In another experiment, human glial cells were injected into mouse pups that were poor at making myelin, a protein that insulates nerves. Many of the human cells matured into oligodendrocytes, brain cells that specialize in making myelin. This suggests that the cells somehow detected and compensated for the defect.
This could be useful in treating diseases in which the myelin sheath is damaged, such as multiple sclerosis.
For the purposes of the study that appears in the Journal of Neuroscience, the scientists from the University of Rochester Medical Center have begun by distinguishing glial cells from given human embryos. Glial cells are among the key cell forms that act as building blocks of the nervous system together with neurons. Glial cells serve a lot of duties within the nervous system such as supporting and protecting neurons from damage. However, unlike nerve cells, they are not involved in the electrical signaling of brain cells, which is a way to communicate information between cells.
The scientists grafted glial cells from donated human fetuses into the brains of young mice, where they were observed to have transformed into a new form of glial cells with a star-like shape, called “astrocytes”. These large-sized cell types are one of the most common forms of glial cells, they envelop their thick tendrils around synapses, which are active junctions between neurons through which chemical and electrical messages flow. This function allows astrocytes to strengthen the synaptic connections to nearby neurons.
During the course of the year, the astrocytes spread so much that they displaced existing cells, which lead to regions of the brains largely, and sometimes entirely, of human brain cells. The cell count reached 12 million, from the original 300,000 cells each mouse received through injection. However, they eventually stopped due to the physical limits of the space available.
“We could see the human cells taking over the whole space,” lead researcher Steven Goldman told New Scientist. “It seemed like the mouse counterparts were fleeing to the margins.”
Due to the fact that human astrocytes are 10-20 times bigger than mice astrocytes and have 100 times more projections, the injected cells could orchestrate the communication between neural pathways more effectively than existing mice cells. “It’s like ramping up the power of your computer,” says Goldman.

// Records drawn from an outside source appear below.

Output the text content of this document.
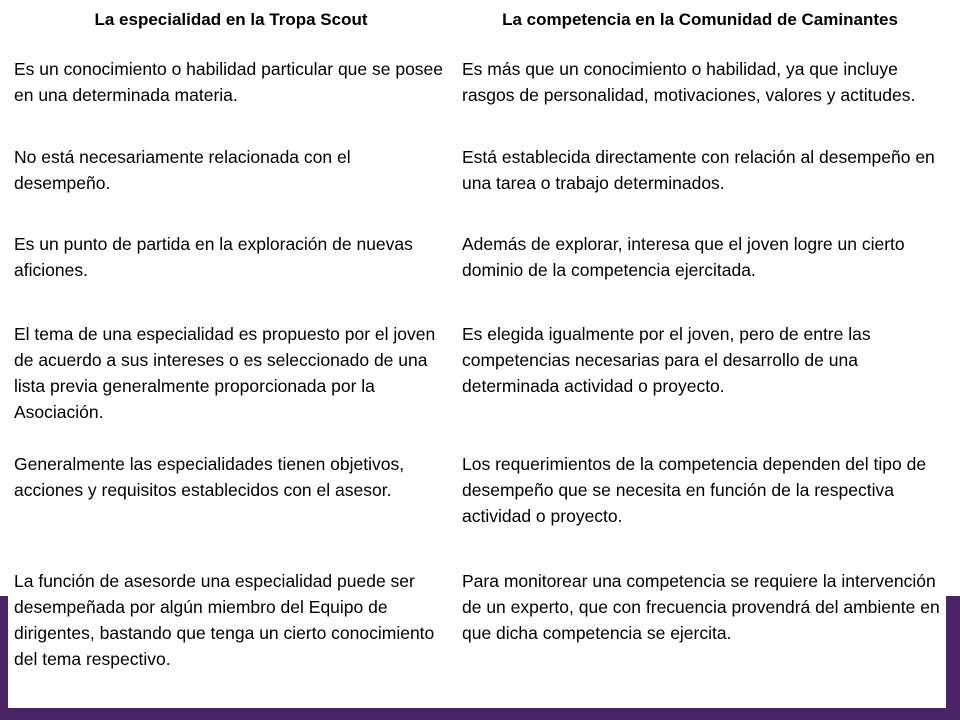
La especialidad en la Tropa Scout	La competencia en la Comunidad de Caminantes
Es un conocimiento o habilidad particular que se posee en una determinada materia.	Es más que un conocimiento o habilidad, ya que incluye rasgos de personalidad, motivaciones, valores y actitudes.
No está necesariamente relacionada con el desempeño.	Está establecida directamente con relación al desempeño en una tarea o trabajo determinados.
Es un punto de partida en la exploración de nuevas aficiones.	Además de explorar, interesa que el joven logre un cierto dominio de la competencia ejercitada.
El tema de una especialidad es propuesto por el joven de acuerdo a sus intereses o es seleccionado de una lista previa generalmente proporcionada por la Asociación.	Es elegida igualmente por el joven, pero de entre las competencias necesarias para el desarrollo de una determinada actividad o proyecto.
Generalmente las especialidades tienen objetivos, acciones y requisitos establecidos con el asesor.	Los requerimientos de la competencia dependen del tipo de desempeño que se necesita en función de la respectiva actividad o proyecto.
La función de asesorde una especialidad puede ser desempeñada por algún miembro del Equipo de dirigentes, bastando que tenga un cierto conocimiento del tema respectivo.	Para monitorear una competencia se requiere la intervención de un experto, que con frecuencia provendrá del ambiente en que dicha competencia se ejercita.
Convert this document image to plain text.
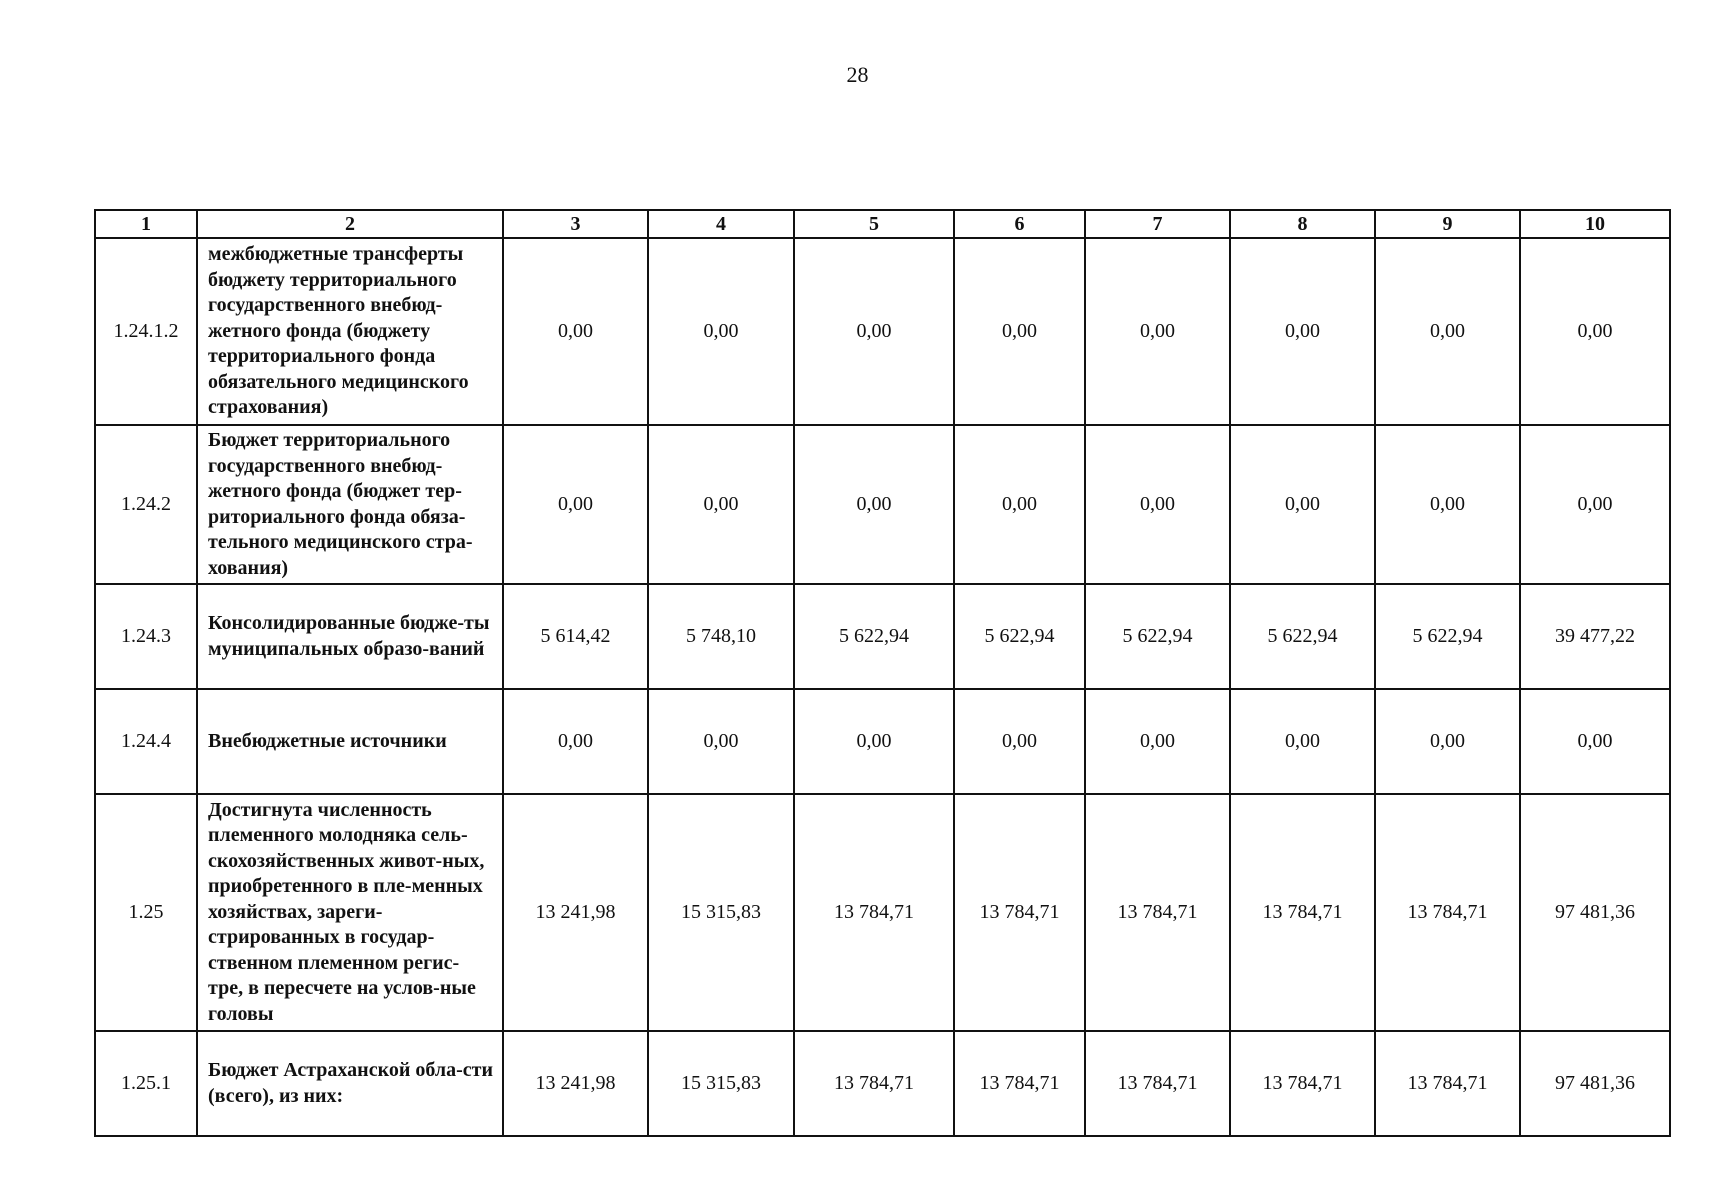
28
1	2	3	4	5	6	7	8	9	10
1.24.1.2	межбюджетные трансферты бюджету территориального государственного внебюд-жетного фонда (бюджету территориального фонда обязательного медицинского страхования)	0,00	0,00	0,00	0,00	0,00	0,00	0,00	0,00
1.24.2	Бюджет территориального государственного внебюд-жетного фонда (бюджет тер-риториального фонда обяза-тельного медицинского стра-хования)	0,00	0,00	0,00	0,00	0,00	0,00	0,00	0,00
1.24.3	Консолидированные бюдже-ты муниципальных образо-ваний	5 614,42	5 748,10	5 622,94	5 622,94	5 622,94	5 622,94	5 622,94	39 477,22
1.24.4	Внебюджетные источники	0,00	0,00	0,00	0,00	0,00	0,00	0,00	0,00
1.25	Достигнута численность племенного молодняка сель-скохозяйственных живот-ных, приобретенного в пле-менных хозяйствах, зареги-стрированных в государ-ственном племенном регис-тре, в пересчете на услов-ные головы	13 241,98	15 315,83	13 784,71	13 784,71	13 784,71	13 784,71	13 784,71	97 481,36
1.25.1	Бюджет Астраханской обла-сти (всего), из них:	13 241,98	15 315,83	13 784,71	13 784,71	13 784,71	13 784,71	13 784,71	97 481,36
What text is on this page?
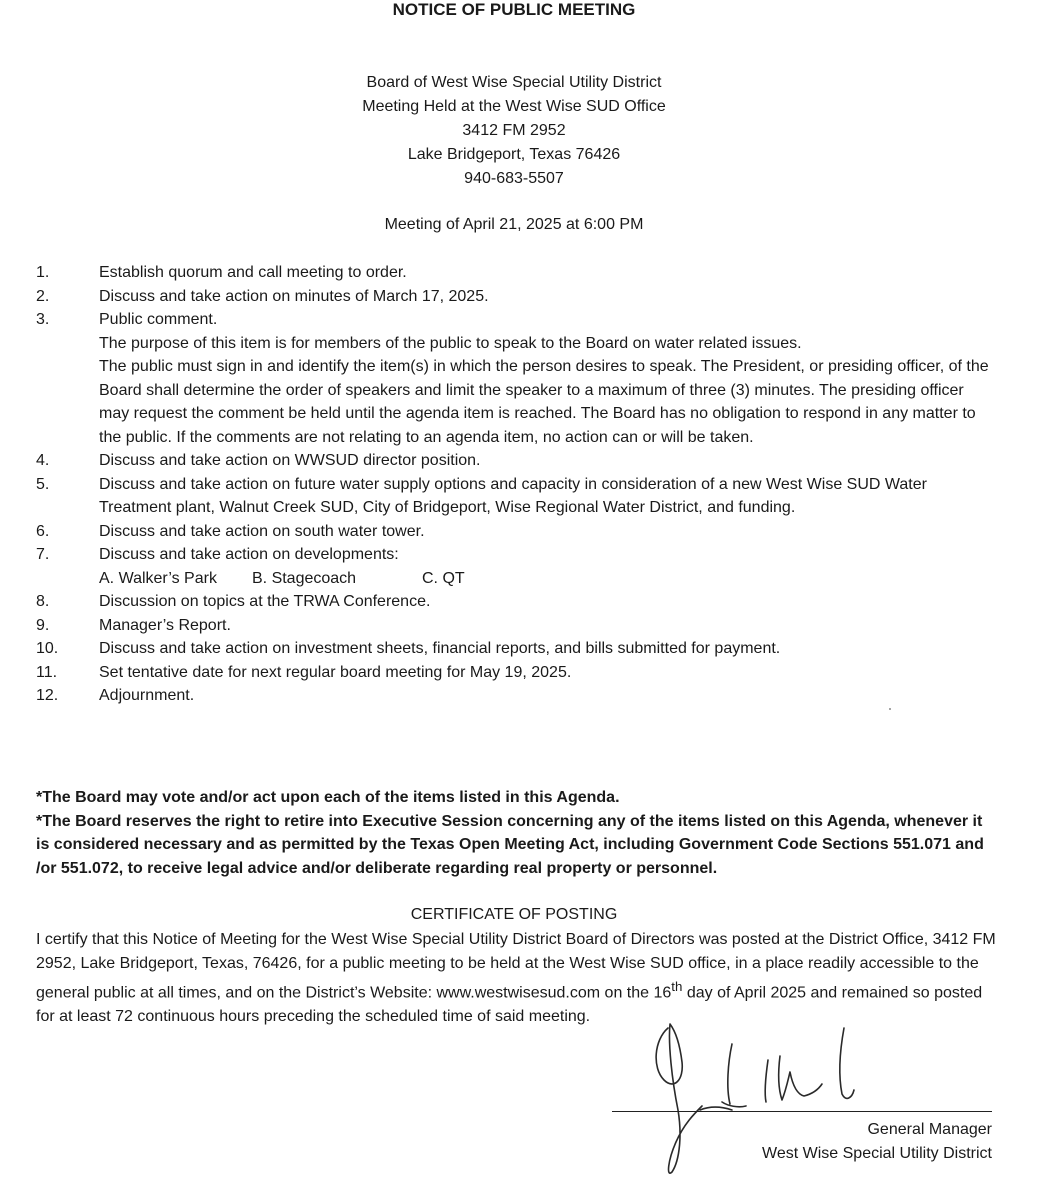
NOTICE OF PUBLIC MEETING
Board of West Wise Special Utility District
Meeting Held at the West Wise SUD Office
3412 FM 2952
Lake Bridgeport, Texas 76426
940-683-5507
Meeting of April 21, 2025 at 6:00 PM
1.	Establish quorum and call meeting to order.
2.	Discuss and take action on minutes of March 17, 2025.
3.	Public comment.
The purpose of this item is for members of the public to speak to the Board on water related issues.
The public must sign in and identify the item(s) in which the person desires to speak. The President, or presiding officer, of the Board shall determine the order of speakers and limit the speaker to a maximum of three (3) minutes. The presiding officer may request the comment be held until the agenda item is reached. The Board has no obligation to respond in any matter to the public. If the comments are not relating to an agenda item, no action can or will be taken.
4.	Discuss and take action on WWSUD director position.
5.	Discuss and take action on future water supply options and capacity in consideration of a new West Wise SUD Water Treatment plant, Walnut Creek SUD, City of Bridgeport, Wise Regional Water District, and funding.
6.	Discuss and take action on south water tower.
7.	Discuss and take action on developments:
A. Walker’s Park B. Stagecoach	C. QT
8.	Discussion on topics at the TRWA Conference.
9.	Manager’s Report.
10.	Discuss and take action on investment sheets, financial reports, and bills submitted for payment.
11.	Set tentative date for next regular board meeting for May 19, 2025.
12.	Adjournment.
*The Board may vote and/or act upon each of the items listed in this Agenda.
*The Board reserves the right to retire into Executive Session concerning any of the items listed on this Agenda, whenever it is considered necessary and as permitted by the Texas Open Meeting Act, including Government Code Sections 551.071 and /or 551.072, to receive legal advice and/or deliberate regarding real property or personnel.
CERTIFICATE OF POSTING
I certify that this Notice of Meeting for the West Wise Special Utility District Board of Directors was posted at the District Office, 3412 FM 2952, Lake Bridgeport, Texas, 76426, for a public meeting to be held at the West Wise SUD office, in a place readily accessible to the general public at all times, and on the District’s Website: www.westwisesud.com on the 16th day of April 2025 and remained so posted for at least 72 continuous hours preceding the scheduled time of said meeting.
General Manager
West Wise Special Utility District
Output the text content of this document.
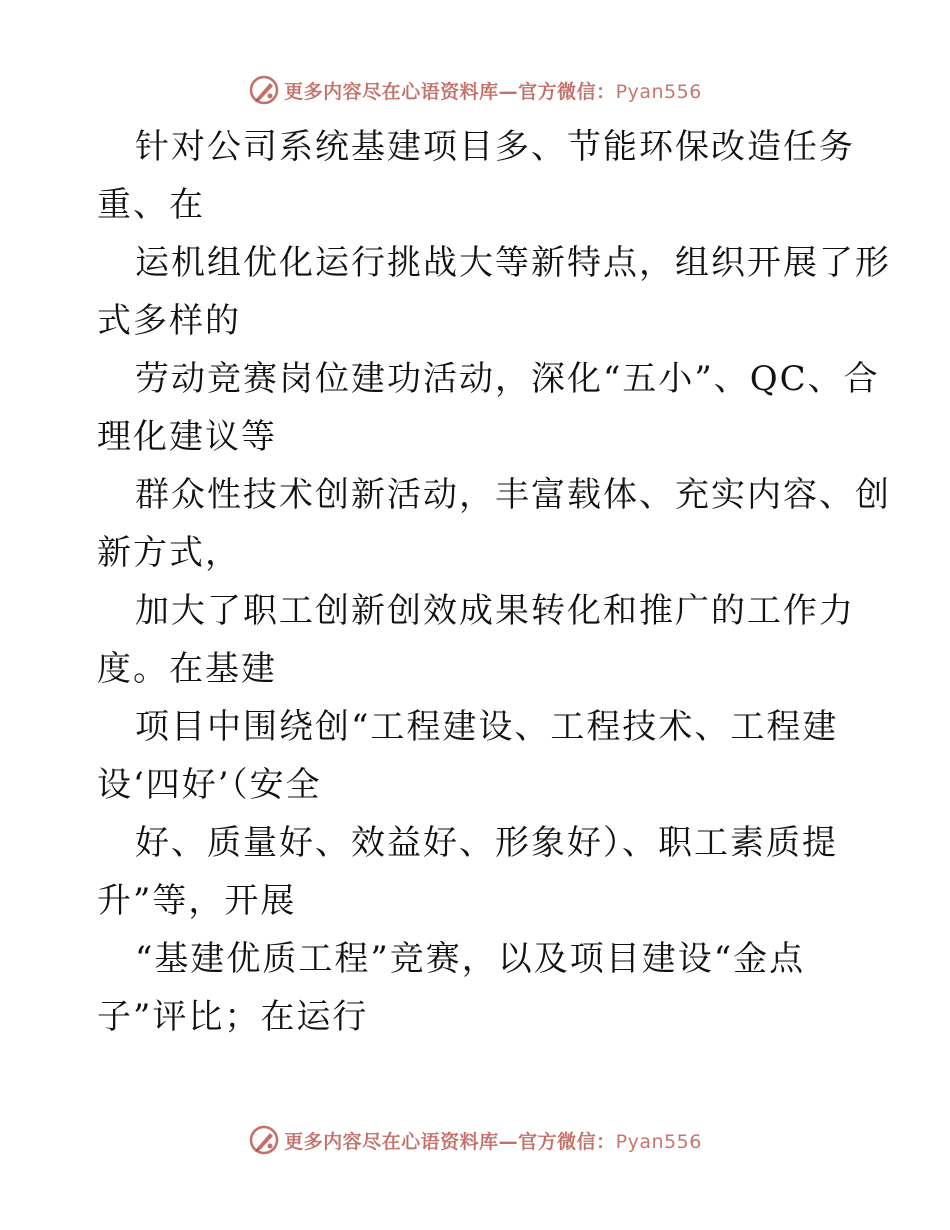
更多内容尽在心语资料库—官方微信：Pyan556
针对公司系统基建项目多、节能环保改造任务
重、在
运机组优化运行挑战大等新特点，组织开展了形
式多样的
劳动竞赛岗位建功活动，深化“五小”、QC、合
理化建议等
群众性技术创新活动，丰富载体、充实内容、创
新方式，
加大了职工创新创效成果转化和推广的工作力
度。在基建
项目中围绕创“工程建设、工程技术、工程建
设‘四好’（安全
好、质量好、效益好、形象好）、职工素质提
升”等，开展
“基建优质工程”竞赛，以及项目建设“金点
子”评比；在运行
更多内容尽在心语资料库—官方微信：Pyan556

However, Goldman rejects the idea that this procedure of human cell injections could make mice more human. “This does not provide the animals with additional capabilities that could in any way be ascribed or perceived as specifically human,” he says. “Rather, the human cells are simply improving the efficiency of the mouse’s own neural networks. It’s still a mouse.”
To evaluate the cognitive ability improvements of the mice the scientists had carried out multiple cognitive tests and compared them with the performance metrics of existing mice.
The results have shown that the mice scored better at these tests than typical mice. One test involved the mice remembering that a sound was associated with a mild electric shock. When the mice heard the sound they froze 4 times as long as the control group, this has been interpreted as suggesting that their memory was 4 times better than the control mice group
“These were whopping effects,” says Goldman. “We can say they were statistically and significantly smarter than control mice.”
At this point, researchers can’t tell for sure whether the cells in mice are working in a similar manner to human cells and admit that there is still a lot of work to be done. In particular, they are hoping to find out how the cells affect memory and learning.
They have already started to graft human glial cells into rat brains, but say they will avoid using primates because of ethical considerations. “We briefly considered it but decided not to because of all the potential ethical issues,” Goldman says.